El excandidato presidencial del Partido Liberal, Salvador Nasralla, lanzó duras críticas contra la dirigencia de su partido, a la que calificó como una “cúpula corrupta”, asegurando que ha dado la espalda a la mayoría de los votantes liberales y ha optado por pactar con el Partido Nacional.
A través de su cuenta en X, Nasralla afirmó que cerca de 1.5 millones de liberales que votaron por su candidatura se sienten traicionados al constatar que únicamente un pequeño grupo de la dirigencia partidaria, al que atribuye alrededor de 300 mil votos, está siendo tomado en cuenta por el presidente Nasry Asfura, a quien recordó como perdedor de las elecciones del 30 de noviembre.
El exaspirante presidencial sostuvo que esta fracción del liberalismo representa “el lado oscuro” del partido y actúa de espaldas a las bases, priorizando intereses personales y acuerdos políticos que, según él, dañan gravemente la credibilidad histórica del Partido Liberal.
Nasralla también arremetió contra un grupo de diputados liberales, a quienes calificó como “vendidos”, señalando que su respaldo al Partido Nacional constituye uno de los mayores perjuicios políticos que ha sufrido el liberalismo hondureño.
En su mensaje, advirtió que quienes hoy apoyan al oficialismo terminarán arrepintiéndose, tal como —según su criterio— ocurrió con otros actores políticos que optaron por alianzas cuestionadas.

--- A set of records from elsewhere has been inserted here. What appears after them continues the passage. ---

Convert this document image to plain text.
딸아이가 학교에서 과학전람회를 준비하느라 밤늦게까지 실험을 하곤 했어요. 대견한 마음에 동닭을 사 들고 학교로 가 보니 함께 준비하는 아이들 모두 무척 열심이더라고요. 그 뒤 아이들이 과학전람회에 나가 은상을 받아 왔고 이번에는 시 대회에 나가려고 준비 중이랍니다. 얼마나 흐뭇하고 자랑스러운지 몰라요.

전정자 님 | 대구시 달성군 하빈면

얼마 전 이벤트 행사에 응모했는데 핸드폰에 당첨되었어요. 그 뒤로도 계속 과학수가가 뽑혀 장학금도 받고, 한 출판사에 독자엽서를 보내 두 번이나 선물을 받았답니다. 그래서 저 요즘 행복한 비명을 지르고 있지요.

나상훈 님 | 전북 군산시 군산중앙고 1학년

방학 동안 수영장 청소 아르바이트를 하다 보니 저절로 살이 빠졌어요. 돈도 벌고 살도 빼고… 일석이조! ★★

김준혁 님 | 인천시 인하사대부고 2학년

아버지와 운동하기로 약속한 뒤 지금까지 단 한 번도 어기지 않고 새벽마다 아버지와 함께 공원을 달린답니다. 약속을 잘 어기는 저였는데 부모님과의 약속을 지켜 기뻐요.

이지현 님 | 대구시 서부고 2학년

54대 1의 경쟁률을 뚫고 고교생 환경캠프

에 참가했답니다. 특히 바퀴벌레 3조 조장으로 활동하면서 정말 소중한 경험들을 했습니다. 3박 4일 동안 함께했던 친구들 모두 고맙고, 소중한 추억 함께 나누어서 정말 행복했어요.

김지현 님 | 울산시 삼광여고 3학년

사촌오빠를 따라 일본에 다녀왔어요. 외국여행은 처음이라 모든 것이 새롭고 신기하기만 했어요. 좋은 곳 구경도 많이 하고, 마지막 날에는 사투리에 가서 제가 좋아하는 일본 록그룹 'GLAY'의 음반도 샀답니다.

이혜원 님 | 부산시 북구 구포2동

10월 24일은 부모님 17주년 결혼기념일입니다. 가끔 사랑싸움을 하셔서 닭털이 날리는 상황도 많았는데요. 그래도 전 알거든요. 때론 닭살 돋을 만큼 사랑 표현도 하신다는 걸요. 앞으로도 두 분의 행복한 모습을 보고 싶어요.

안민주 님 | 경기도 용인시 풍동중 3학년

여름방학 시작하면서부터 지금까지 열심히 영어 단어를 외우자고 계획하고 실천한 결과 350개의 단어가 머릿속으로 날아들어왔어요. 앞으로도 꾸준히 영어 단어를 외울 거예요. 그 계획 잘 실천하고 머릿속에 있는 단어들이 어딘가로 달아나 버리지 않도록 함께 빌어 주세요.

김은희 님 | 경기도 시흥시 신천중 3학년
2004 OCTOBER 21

El dirigente liberal aseguró que, de no comprenderse la magnitud del error político actual, las consecuencias se reflejarán con claridad en las elecciones generales de noviembre de 2029, cuando, dijo, el pueblo pasará factura en las urnas.
Nasralla reiteró que él y el sector mayoritario del liberalismo continuarán luchando desde el Partido Liberal contra lo que considera prácticas corruptas arraigadas en las cúpulas de los partidos tradicionales.
Asimismo, vinculó la crisis política con la pésima calidad de vida que enfrenta la población hondureña, responsabilizando a los constantes robos y malos manejos de los grupos de poder partidario.
Finalmente, aseguró que seguirá siendo, junto a la mayoría del pueblo hondureño, “la piedra en el zapato” de los corruptos, reafirmando su postura de confrontación política frente a las alianzas que, según él, traicionan la voluntad popular.